Child in Time joins the rare category of books about waking up in the future that prioritize emotional consequence over technological spectacle. It’s a meditation on what gets preserved when the body survives, but life doesn’t.

For readers who appreciate: A man out of time book that examines grief and displacement, stories where scientific ambition collides with human cost, and narratives exploring the ethics of suspended animation.

FAQs

How would you describe the protagonist as a man out of time?

Walker is physically preserved but emotionally stranded. He’s the same age as his memories, but the world and everyone in it have moved on without him.

What challenges does the main character face after waking in a different era?

He confronts the loss of his wife, the aging of his son, a technological society he doesn’t recognize, and institutions that view him as an asset rather than a person.

Does Child in Time focus more on future culture shock or action?

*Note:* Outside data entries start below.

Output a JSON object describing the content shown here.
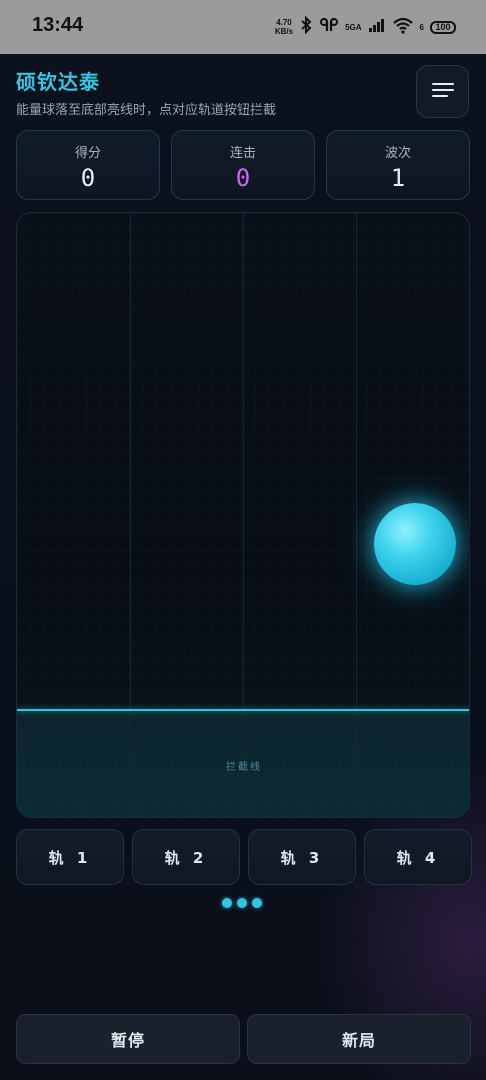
{
  "status_bar": {
    "time": "13:44",
    "net_speed_value": "4.70",
    "net_speed_unit": "KB/s",
    "network_type": "5GA",
    "wifi_sub": "6",
    "battery": "100"
  },
  "header": {
    "title": "硕钦达泰",
    "subtitle": "能量球落至底部亮线时，点对应轨道按钮拦截"
  },
  "stats": {
    "score": {
      "label": "得分",
      "value": "0"
    },
    "combo": {
      "label": "连击",
      "value": "0"
    },
    "wave": {
      "label": "波次",
      "value": "1"
    }
  },
  "board": {
    "intercept_label": "拦截线",
    "lane_count": 4,
    "orb": {
      "lane": 4,
      "fall_progress": 0.5
    }
  },
  "lanes": [
    {
      "label": "轨 1"
    },
    {
      "label": "轨 2"
    },
    {
      "label": "轨 3"
    },
    {
      "label": "轨 4"
    }
  ],
  "controls": {
    "pause_label": "暂停",
    "new_game_label": "新局"
  },
  "colors": {
    "accent": "#36c6e3",
    "combo": "#c76af0",
    "background": "#0a0f1a"
  }
}
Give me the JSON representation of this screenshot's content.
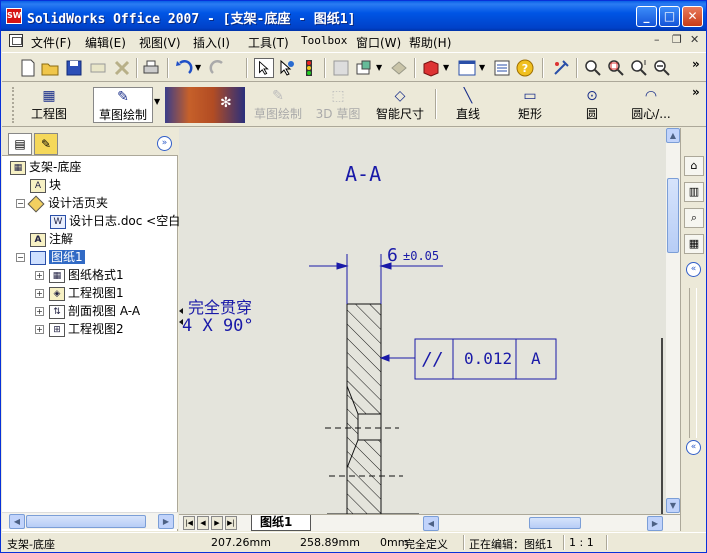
{
  "window": {
    "title": "SolidWorks Office 2007 - [支架-底座 - 图纸1]",
    "app_icon_label": "SW",
    "controls": {
      "minimize": "_",
      "maximize": "□",
      "close": "✕"
    }
  },
  "menubar": {
    "items": [
      "文件(F)",
      "编辑(E)",
      "视图(V)",
      "插入(I)",
      "工具(T)",
      "Toolbox",
      "窗口(W)",
      "帮助(H)"
    ],
    "mdi_controls": [
      "–",
      "❐",
      "✕"
    ]
  },
  "toolbar_std": {
    "icons": [
      "new-icon",
      "open-icon",
      "save-icon",
      "print-setup-icon",
      "publish-icon",
      "print-icon",
      "undo-icon",
      "redo-icon",
      "select-icon",
      "select-other-icon",
      "traffic-light-icon",
      "grid-icon",
      "layer-icon",
      "hide-icon",
      "3d-box-icon",
      "view-palette-icon",
      "options-icon",
      "help-icon",
      "rebuild-icon",
      "zoom-fit-icon",
      "zoom-area-icon",
      "zoom-in-out-icon",
      "zoom-out-icon"
    ],
    "overflow": "»"
  },
  "toolbar_cmd": {
    "items": [
      {
        "label": "工程图",
        "icon": "drawing-icon",
        "enabled": true
      },
      {
        "label": "草图绘制",
        "icon": "sketch-icon",
        "enabled": true
      },
      {
        "label": "草图绘制",
        "icon": "sketch-disabled-icon",
        "enabled": false
      },
      {
        "label": "3D 草图",
        "icon": "3d-sketch-icon",
        "enabled": false
      },
      {
        "label": "智能尺寸",
        "icon": "smart-dimension-icon",
        "enabled": true
      },
      {
        "label": "直线",
        "icon": "line-icon",
        "enabled": true
      },
      {
        "label": "矩形",
        "icon": "rectangle-icon",
        "enabled": true
      },
      {
        "label": "圆",
        "icon": "circle-icon",
        "enabled": true
      },
      {
        "label": "圆心/...",
        "icon": "arc-icon",
        "enabled": true
      }
    ],
    "overflow": "»"
  },
  "tree": {
    "root": "支架-底座",
    "items": [
      {
        "label": "块",
        "icon": "block-icon"
      },
      {
        "label": "设计活页夹",
        "icon": "design-binder-icon"
      },
      {
        "label": "设计日志.doc <空白",
        "icon": "doc-icon"
      },
      {
        "label": "注解",
        "icon": "annotation-icon"
      },
      {
        "label": "图纸1",
        "icon": "sheet-icon"
      },
      {
        "label": "图纸格式1",
        "icon": "sheet-format-icon"
      },
      {
        "label": "工程视图1",
        "icon": "drawing-view-icon"
      },
      {
        "label": "剖面视图 A-A",
        "icon": "section-view-icon"
      },
      {
        "label": "工程视图2",
        "icon": "drawing-view-icon"
      }
    ]
  },
  "drawing": {
    "section_title": "A-A",
    "dimension_value": "6",
    "dimension_tolerance": "±0.05",
    "hole_note_line1": "完全贯穿",
    "hole_note_line2": "4 X 90°",
    "fcf": {
      "symbol": "//",
      "tolerance": "0.012",
      "datum": "A"
    },
    "line_color": "#1a1aa8"
  },
  "bottombar": {
    "sheet_tab": "图纸1"
  },
  "status": {
    "part": "支架-底座",
    "x": "207.26mm",
    "y": "258.89mm",
    "z": "0mm",
    "define_state": "完全定义",
    "editing": "正在编辑：图纸1",
    "scale": "1 : 1"
  }
}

It balances both but emphasizes emotional displacement as it explores Walker’s struggle to process decades of absence while navigating espionage and institutional manipulation.

How does the book portray technological differences between eras?

The future feels advanced but colder, with surveillance, virtual reality conditioning, and political control replacing the warmth of the world Walker left behind.

What emotional conflicts come from waking up in the future?

Walker wrestles with guilt, irreversible loss, and the realization that surviving time intact may be more devastating than dying within it.